Education for Equity
NAREB’s mid-winter conference, to be held in San Diego from February 22 through 26, will address these issues with targeted career-building sessions like “Recruitment of Black Professionals: How to Become an Appraiser,” to help reduce pervasive bias in this underrepresented field. Much has been written recently in prominent publications like the Washington Post and New York Times about dramatic inequities in home appraisals for Black homeowners, based both on the racial profile of the homeowner and the neighborhood – even in affluent areas. NAREB would like to see more Black appraisers join the industry to serve homeowners more fairly.
Community action is another topic that will be tackled at the event. “As NAREB partners with various organizations such as the African American Mayors Association, we want to ensure our members have a seat at the table to advance the agenda of Building Black Wealth in various cities,” the preliminary agenda suggests for a session, beckoning attendees, “Come and gain the knowledge that will position and prepare you for Boards and Land Bank Commissions in your city.”

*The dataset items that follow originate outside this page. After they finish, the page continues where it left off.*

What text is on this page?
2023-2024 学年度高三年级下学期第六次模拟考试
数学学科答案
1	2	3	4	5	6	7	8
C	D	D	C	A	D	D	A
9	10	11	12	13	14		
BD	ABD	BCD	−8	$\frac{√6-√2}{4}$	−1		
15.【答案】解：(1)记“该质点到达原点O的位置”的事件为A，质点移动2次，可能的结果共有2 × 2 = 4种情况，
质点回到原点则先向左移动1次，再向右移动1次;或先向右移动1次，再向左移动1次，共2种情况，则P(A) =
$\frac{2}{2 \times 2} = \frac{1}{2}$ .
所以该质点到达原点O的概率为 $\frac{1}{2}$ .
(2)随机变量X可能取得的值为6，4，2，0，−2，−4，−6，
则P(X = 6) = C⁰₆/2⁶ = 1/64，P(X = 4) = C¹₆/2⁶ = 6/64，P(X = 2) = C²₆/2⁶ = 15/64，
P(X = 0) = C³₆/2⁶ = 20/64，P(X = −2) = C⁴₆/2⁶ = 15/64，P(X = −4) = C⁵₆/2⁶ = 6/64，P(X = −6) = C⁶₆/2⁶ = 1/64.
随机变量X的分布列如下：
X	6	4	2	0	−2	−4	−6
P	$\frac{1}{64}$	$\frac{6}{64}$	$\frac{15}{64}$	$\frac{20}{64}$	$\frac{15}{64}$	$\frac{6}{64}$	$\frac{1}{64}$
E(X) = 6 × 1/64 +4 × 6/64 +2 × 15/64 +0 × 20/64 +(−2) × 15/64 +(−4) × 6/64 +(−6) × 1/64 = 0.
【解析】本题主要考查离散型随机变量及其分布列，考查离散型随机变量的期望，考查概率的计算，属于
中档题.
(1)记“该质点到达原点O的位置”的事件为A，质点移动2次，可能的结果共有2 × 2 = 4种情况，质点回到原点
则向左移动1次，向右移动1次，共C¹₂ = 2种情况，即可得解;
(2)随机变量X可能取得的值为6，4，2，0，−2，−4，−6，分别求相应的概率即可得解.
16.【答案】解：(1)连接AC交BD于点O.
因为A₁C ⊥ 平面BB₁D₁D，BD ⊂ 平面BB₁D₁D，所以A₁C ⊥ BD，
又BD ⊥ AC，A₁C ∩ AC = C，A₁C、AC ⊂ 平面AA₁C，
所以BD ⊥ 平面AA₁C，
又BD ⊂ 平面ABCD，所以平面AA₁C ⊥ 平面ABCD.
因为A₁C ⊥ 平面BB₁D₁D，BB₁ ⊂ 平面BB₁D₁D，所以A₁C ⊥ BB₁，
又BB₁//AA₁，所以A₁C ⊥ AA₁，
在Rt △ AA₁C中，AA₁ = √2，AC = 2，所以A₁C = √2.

A session on the last morning of the event will “dive deep into current housing discrimination cases” and one that afternoon will “clearly identify the barriers that Black women face on their home ownership journey and outline strategies and solutions to help Black women overcome these obstacles.”
What sets the NAREB conference apart from similar industry gatherings with universally-popular tips on search engine optimization, team building, media skills and marketing is its special focus on addressing racial biases – both casual and structural – that keep Blacks from thriving as real estate professionals and homeowners.
Whether your statehouse wants these topics covered in high school or college classrooms, the leaders of this professional real estate association that predates the Fair Housing Act by two decades absolutely wants to teach them in their conference classrooms this month. And any real estate firms that aim to expand and serve new markets in their regions could benefit by studying the lessons.